Retail investors who suffer financial loss from having relied upon a false or misleading statement or through a material omission in a prospectus may have grounds for compensation. Sophisticated investors have far fewer protections under the Act.
Investors who circumvent the prescribed disclosure requirements by creating trusts or schemes waive the right to receive important risk-management information crucial to the proposed investment. Consequently, an otherwise ‘ordinary’ investor risks jeopardising the key protection provisions prescribed by the Act.
Trustees and directors also have statutory reporting requirements when participating in trusts and company schemes established for the purposes of investment.
Statutory disclosure obligations exist to protect retail investors by requiring a corporation offering securities to provide prescribed information concerning the contemplated investment.
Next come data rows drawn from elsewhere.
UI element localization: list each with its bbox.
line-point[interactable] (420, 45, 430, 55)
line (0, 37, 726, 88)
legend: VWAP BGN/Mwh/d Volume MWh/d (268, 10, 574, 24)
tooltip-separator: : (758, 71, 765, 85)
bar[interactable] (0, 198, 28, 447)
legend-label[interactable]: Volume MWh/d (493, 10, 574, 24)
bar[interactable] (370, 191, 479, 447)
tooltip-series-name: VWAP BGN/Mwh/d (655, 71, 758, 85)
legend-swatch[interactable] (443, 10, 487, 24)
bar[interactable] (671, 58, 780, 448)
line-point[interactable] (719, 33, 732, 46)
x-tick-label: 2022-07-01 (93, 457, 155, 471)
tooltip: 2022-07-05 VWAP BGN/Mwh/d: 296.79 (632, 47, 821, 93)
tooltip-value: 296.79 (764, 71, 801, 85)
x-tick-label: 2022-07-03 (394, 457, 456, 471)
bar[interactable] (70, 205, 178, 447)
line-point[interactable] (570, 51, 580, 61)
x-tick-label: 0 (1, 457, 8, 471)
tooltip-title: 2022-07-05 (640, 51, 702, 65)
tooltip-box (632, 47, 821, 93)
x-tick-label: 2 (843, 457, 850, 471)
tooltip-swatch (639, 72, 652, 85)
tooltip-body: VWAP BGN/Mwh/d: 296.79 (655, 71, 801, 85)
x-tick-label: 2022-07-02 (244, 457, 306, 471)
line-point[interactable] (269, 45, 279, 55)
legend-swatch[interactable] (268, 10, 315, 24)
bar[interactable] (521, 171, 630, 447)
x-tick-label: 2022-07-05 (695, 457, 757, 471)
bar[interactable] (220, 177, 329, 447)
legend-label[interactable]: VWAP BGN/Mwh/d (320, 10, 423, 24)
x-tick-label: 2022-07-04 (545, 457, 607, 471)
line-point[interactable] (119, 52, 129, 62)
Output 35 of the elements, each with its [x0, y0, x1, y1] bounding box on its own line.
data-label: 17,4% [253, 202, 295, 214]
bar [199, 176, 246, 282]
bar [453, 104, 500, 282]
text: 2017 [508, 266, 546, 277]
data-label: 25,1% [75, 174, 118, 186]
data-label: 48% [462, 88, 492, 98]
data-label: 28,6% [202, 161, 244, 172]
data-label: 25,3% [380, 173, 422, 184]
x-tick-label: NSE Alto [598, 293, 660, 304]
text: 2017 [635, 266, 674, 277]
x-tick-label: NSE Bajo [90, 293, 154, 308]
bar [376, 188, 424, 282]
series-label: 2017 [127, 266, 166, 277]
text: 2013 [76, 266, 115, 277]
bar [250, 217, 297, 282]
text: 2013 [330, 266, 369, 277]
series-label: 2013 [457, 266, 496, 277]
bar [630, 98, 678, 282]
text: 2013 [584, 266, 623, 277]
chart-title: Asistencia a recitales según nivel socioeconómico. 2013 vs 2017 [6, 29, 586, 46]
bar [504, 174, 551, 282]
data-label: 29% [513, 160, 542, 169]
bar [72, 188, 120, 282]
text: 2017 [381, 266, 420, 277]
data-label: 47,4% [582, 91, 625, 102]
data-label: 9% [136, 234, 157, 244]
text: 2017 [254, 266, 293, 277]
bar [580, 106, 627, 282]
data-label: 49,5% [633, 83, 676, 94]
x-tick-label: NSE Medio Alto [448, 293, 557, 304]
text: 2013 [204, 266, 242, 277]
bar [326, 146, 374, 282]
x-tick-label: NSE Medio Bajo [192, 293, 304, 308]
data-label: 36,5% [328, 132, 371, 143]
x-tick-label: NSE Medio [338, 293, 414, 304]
Attempts to circumvent these rules pose serious risks to the investors and significant compliance concerns with those facilitating such schemes.
Investors should be aware that accountants and financial advisors are prohibited from providing financial product advice for interests in managed investment schemes unless they hold an Australian Financial Services Licence.
Appropriate financial and legal advice is critical, and there are no due diligence shortcuts when assessing any investment.